In Chapters 9-11 I discuss the contribution of avoidance to other disorders. Avoidance is a key dynamic in disorders ranging from schizophrenia to Antisocial Personality Disorder. It is certainly a main contributor to social phobia, which APD resembles very closely. However, many therapists, their patients, and laymen fail to appreciate the important contribution avoidance makes not only to their daily lives but also to their psychological problems. These chapters by focusing on the avoidant component of a wide range of behaviors can help therapists, their patients, and laymen differentiate APD from other similar, overlapping disorders. Many great therapeutic tragedies have occurred when this differentiation has not been made. For example treating a schizoid patient as if he or she has APD can be disastrous if the patient is pushed too far too fast and into dangerous territory that he or she cannot successfully handle.

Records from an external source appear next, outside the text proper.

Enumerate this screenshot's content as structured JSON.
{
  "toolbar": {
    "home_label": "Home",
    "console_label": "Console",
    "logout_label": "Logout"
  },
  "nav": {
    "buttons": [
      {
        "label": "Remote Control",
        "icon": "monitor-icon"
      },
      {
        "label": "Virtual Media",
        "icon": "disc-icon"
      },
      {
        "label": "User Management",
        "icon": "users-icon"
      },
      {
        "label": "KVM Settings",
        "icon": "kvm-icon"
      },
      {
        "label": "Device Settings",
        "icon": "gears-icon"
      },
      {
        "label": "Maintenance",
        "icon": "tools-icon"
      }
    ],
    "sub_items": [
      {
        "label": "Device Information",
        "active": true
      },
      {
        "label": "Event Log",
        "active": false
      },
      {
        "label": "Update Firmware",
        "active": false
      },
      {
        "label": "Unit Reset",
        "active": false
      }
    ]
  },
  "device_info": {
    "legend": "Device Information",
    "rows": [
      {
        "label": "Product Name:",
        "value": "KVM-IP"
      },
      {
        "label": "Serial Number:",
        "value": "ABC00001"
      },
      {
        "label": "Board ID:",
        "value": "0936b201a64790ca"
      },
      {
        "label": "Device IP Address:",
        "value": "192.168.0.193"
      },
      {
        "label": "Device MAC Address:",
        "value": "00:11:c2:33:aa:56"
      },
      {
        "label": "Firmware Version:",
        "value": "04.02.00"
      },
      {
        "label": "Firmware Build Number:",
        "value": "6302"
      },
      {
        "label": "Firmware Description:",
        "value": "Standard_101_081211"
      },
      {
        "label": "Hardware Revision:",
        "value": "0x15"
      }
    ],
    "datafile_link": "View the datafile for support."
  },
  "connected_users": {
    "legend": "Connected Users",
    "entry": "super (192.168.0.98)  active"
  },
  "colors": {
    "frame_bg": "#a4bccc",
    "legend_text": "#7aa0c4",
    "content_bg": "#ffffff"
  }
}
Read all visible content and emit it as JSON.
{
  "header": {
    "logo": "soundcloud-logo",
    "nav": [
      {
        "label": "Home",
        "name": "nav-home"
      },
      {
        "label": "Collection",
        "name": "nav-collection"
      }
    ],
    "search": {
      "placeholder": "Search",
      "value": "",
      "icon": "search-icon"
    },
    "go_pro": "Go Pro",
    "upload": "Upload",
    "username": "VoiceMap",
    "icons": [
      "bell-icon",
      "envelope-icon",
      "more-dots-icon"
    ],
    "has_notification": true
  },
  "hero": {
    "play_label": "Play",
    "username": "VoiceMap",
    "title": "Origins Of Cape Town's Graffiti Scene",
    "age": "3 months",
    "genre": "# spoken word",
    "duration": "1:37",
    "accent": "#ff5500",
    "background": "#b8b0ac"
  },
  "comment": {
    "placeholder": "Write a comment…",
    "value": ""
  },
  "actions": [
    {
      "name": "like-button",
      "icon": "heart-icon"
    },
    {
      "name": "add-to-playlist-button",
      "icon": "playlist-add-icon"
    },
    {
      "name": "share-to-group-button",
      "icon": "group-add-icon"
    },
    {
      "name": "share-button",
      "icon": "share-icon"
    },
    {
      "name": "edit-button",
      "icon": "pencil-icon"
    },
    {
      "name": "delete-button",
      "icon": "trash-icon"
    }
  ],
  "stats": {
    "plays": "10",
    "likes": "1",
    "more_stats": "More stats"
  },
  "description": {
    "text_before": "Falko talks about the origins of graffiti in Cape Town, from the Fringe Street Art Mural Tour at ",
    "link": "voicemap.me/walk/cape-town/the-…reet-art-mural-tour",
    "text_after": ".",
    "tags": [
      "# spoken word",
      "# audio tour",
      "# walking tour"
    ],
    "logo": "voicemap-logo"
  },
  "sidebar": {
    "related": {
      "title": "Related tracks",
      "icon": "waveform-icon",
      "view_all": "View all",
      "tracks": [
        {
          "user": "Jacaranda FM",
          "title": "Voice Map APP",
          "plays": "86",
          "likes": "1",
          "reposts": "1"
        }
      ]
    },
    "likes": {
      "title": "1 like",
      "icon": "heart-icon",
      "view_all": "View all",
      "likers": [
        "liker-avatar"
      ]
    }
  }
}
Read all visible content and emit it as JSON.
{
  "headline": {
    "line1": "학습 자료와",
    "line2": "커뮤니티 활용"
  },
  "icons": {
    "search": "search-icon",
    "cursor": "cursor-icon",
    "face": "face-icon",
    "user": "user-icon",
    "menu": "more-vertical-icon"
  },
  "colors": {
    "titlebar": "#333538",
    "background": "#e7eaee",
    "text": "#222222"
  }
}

Chapter 12 begins the therapy section of my book. The chapters that follow are the ones that are the most obviously helpful to people desiring to use the text for self-help. However I caution you not to try to get over a problem you don't understand. In my view understanding is very close to curing, so don't skip the preliminaries. In this chapter I describe what I call "avoidance reduction," a therapeutic technique I have developed by culling relevant parts of other therapies and stitching them together into a new gestalt, or whole, creating a therapeutic approach suitable for the avoidant person. This approach is dedicated to handling the causes, complications, and consequences of distancing using techniques derived from psychoanalysis, cognitive and behavior therapy, interpersonal therapy, and other therapies that might in any way be relevant to my therapeutic goals for avoidants.

In Chapter 13 I discuss establishing goals for the avoidant. Not every avoidant will want to get to the same place in life. Not every avoidant can get to the same place in life. Each avoidant person is different, and capable of more or less in the way of connecting. One-size goals do not fit all. Nonavoidance isn't always the end point; less avoidance may be all that is possible, and quite enough.

In Chapter 14 I describe a number of specific therapeutic techniques for avoidance reduction, such as exhortation, total push, learning, and understanding (developing insight). It takes skill to combine the different therapeutic approaches into a seamless workable therapeutic plan. This chapter offers useful suggestions on what might work. It is meaningful for therapists and avoidants alike, but it is no substitute for a book on how to actually do psychotherapy with an avoidant patient/client. In Chapter 16 I give the avoidant some direct advice. This is less a complete workbook on how to get over being avoidant (I am in the process of putting one of those together) than it is a compendium of a few good ideas that I hope will lead to improvement.

Chapter 15 describes therapeutic errors. Therapists I have known have made many mistakes in treating avoidance/APD and I describe some of these in the hope that they won't be repeated. This chapter is also adaptable for use by patients and laymen who want to know what not to do when trying to help themselves or other people in their lives.